The Senate's version of the tax bill passed last week reinstates a provision that has been tried and found wanting before--a charitable contribution deduction for those who do not itemize.
The standard deduction is permitted to all taxpayers if they do not want to itemize. Taxpayers do not itemize when their itemizable deductible expenses are less than the standard deduction. So the standard deduction already covers the charitable contributions of those non-itemizers. To provide an additional deduction is to provide preferential treatment to those kinds of expenses over other expenses incurred by non-itemizers and "wrapped into" the standard deduction.
What is the rationale? One suspects that this is another way that the Republican majority is reaching out to its Christian conservative base. Many Christian churches expect their members to tithe--to give one-tenth of their income to the church. Although many members fail that mark, they do give weekly, monthly or annually. So one of the biggest beneficiaries of the additional contribution deduction may be Christian churches that receive slightly larger contributions once members realize that they will get a bonus tax break.
Does that mean there is a constitutional problem here amounting to support for religion? The answer surely is no. Although the deduction may cater to one religious group, it is nondiscriminatory on its face and would pass constitutional muster.
Is this a tax break that is intended to help the people at the bottom of the wage scale who still find some small amount to contribute to help those needier than they? Interestingly, this provision will not be available to the widow who contributes her mite. There is a floor below which contributions will not be deductible. In other words, you have to have enough money to make contributions of at least $210 for singles, $410 for joint filers in order to utilize the special deduction. This may have been intended to limit the tax cost--many taxpayers who give only $100 or $150 a year would not be able to deduct their contributions. Perhaps the idea was that the deductible amount should be sufficient to function as a goal that would incentivize giving. It seems odd, however, that it should be set to benefit those who give more (and are likely better off) rather than those who give some, even if they are at the bottom of the income scale.

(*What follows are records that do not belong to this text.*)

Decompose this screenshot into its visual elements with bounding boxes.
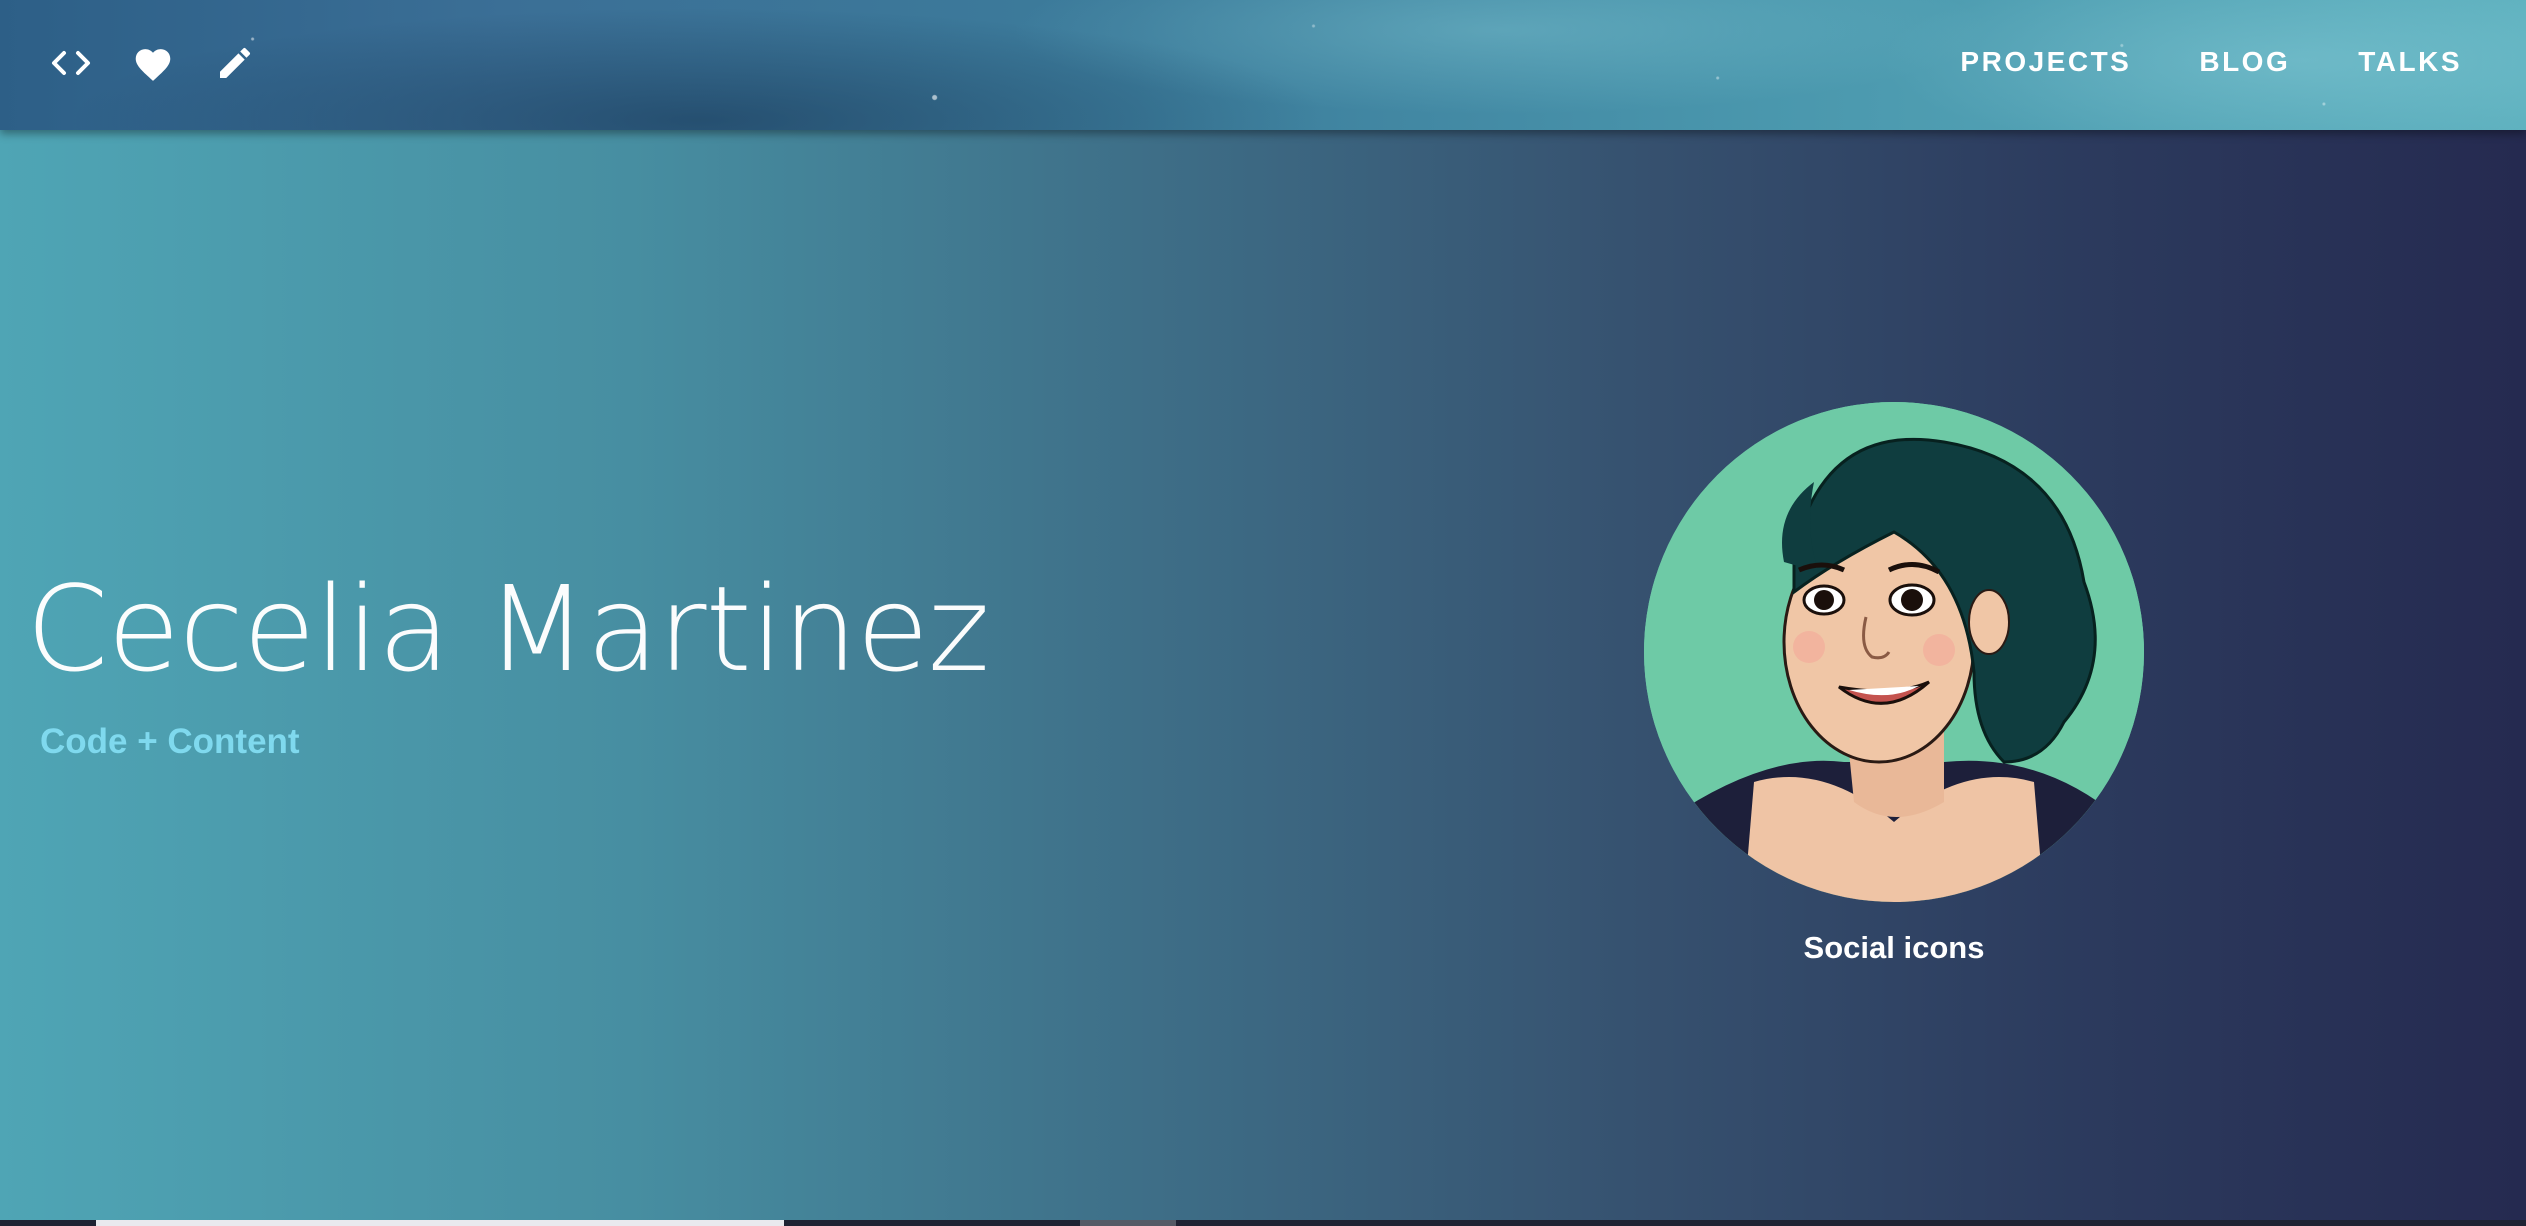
nav-link-blog[interactable]: BLOG bbox=[2199, 46, 2290, 78]
bottom-strip-segment bbox=[1080, 1220, 1176, 1226]
hero-name: Cecelia Martinez bbox=[26, 560, 990, 698]
top-navigation-bar: PROJECTS BLOG TALKS bbox=[0, 0, 2526, 130]
nav-icon-group bbox=[48, 40, 258, 86]
code-icon[interactable] bbox=[48, 40, 94, 86]
nav-link-projects[interactable]: PROJECTS bbox=[1960, 46, 2131, 78]
nav-links: PROJECTS BLOG TALKS bbox=[1960, 46, 2462, 78]
heart-icon[interactable] bbox=[130, 40, 176, 86]
social-icons-label: Social icons bbox=[1803, 930, 1985, 965]
pencil-icon[interactable] bbox=[212, 40, 258, 86]
hero-tagline: Code + Content bbox=[40, 722, 300, 761]
bottom-scroll-strip bbox=[0, 1220, 2526, 1226]
nav-link-talks[interactable]: TALKS bbox=[2358, 46, 2462, 78]
page: PROJECTS BLOG TALKS Cecelia Martinez Cod… bbox=[0, 0, 2526, 1226]
avatar-illustration bbox=[1644, 402, 2144, 902]
bottom-strip-segment bbox=[96, 1220, 784, 1226]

All in all, this is hard to justify. It appears to be just another tax break that attempts to let the government off the hook on providing safety nets by claiming that charitable institutions can fill the bill.
The Senate rules do at least add some anti-abuse measures to curb the spate of tax shelters that take advantage of the tax-exempt status of non-profit organizations to route taxable income to the organizations while ensuring that the actual cash comes to the tax shelter purchaser. Tax-exempt organizations will be subject to penalty for participating directly or indirectly in tax shelters. The use of donor-advised funds will also be restricted.

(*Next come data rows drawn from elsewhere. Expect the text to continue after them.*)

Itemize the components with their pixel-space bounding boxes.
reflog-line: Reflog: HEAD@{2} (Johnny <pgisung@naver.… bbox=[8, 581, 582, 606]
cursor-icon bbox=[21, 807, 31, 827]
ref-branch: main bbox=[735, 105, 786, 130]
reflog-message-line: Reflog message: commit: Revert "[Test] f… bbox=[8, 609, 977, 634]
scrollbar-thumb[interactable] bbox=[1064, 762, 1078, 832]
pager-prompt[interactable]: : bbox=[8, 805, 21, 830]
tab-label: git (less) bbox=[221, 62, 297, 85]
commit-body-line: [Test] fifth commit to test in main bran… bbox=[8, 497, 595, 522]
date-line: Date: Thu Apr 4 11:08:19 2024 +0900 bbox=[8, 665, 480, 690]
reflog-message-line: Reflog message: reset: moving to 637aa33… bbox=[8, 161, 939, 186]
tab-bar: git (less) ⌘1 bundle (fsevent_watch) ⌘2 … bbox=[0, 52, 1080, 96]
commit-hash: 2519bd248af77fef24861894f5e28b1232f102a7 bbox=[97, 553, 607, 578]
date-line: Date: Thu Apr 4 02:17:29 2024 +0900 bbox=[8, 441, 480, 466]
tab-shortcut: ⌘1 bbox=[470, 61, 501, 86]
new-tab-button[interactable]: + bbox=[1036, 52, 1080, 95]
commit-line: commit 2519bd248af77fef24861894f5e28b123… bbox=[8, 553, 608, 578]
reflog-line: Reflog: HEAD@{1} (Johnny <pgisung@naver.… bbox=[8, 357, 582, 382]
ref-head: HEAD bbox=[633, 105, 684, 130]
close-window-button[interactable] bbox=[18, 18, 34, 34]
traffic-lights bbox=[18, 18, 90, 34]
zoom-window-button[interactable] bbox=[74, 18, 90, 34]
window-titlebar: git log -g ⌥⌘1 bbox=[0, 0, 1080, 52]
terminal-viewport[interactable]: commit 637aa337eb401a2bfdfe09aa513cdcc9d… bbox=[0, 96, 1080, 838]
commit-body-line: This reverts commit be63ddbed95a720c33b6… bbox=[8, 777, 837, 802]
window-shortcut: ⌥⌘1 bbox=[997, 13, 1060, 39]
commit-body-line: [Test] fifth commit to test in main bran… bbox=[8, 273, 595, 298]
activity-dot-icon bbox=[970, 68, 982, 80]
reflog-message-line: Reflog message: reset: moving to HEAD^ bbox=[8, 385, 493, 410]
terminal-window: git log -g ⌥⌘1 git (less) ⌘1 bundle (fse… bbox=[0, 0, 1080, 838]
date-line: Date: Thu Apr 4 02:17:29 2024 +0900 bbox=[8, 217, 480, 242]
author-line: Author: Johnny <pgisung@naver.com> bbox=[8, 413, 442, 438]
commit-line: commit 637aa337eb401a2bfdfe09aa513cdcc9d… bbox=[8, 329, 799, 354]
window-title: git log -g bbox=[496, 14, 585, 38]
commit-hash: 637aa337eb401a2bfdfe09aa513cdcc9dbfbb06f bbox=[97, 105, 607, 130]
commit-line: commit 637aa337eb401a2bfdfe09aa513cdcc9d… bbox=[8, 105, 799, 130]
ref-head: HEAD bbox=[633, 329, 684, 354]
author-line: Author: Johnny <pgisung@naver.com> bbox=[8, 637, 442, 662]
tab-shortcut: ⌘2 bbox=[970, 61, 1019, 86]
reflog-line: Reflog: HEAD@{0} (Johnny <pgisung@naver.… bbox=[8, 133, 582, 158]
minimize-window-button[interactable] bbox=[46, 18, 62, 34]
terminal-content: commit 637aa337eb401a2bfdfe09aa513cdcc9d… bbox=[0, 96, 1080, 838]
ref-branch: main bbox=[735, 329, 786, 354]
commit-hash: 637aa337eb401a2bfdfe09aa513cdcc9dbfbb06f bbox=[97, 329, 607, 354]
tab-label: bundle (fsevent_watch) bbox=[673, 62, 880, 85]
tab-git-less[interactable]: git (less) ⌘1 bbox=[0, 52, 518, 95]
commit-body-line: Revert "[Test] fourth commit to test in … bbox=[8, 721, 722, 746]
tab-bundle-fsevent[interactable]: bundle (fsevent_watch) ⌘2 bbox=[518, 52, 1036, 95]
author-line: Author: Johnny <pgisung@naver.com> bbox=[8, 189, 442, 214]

In summary, the anti-abuse provisions make sense. It's high time that Congress acted to prohibit tax-exempt organizations from taking part in tax shelters where they soak up taxable income without having to bear the tax burden and get paid a juicy fee for their effort. But the new incentives for charitable giving do not make sense. They amount to a further drain on tax resources when deficits are already hitting the $300 billion mark annually.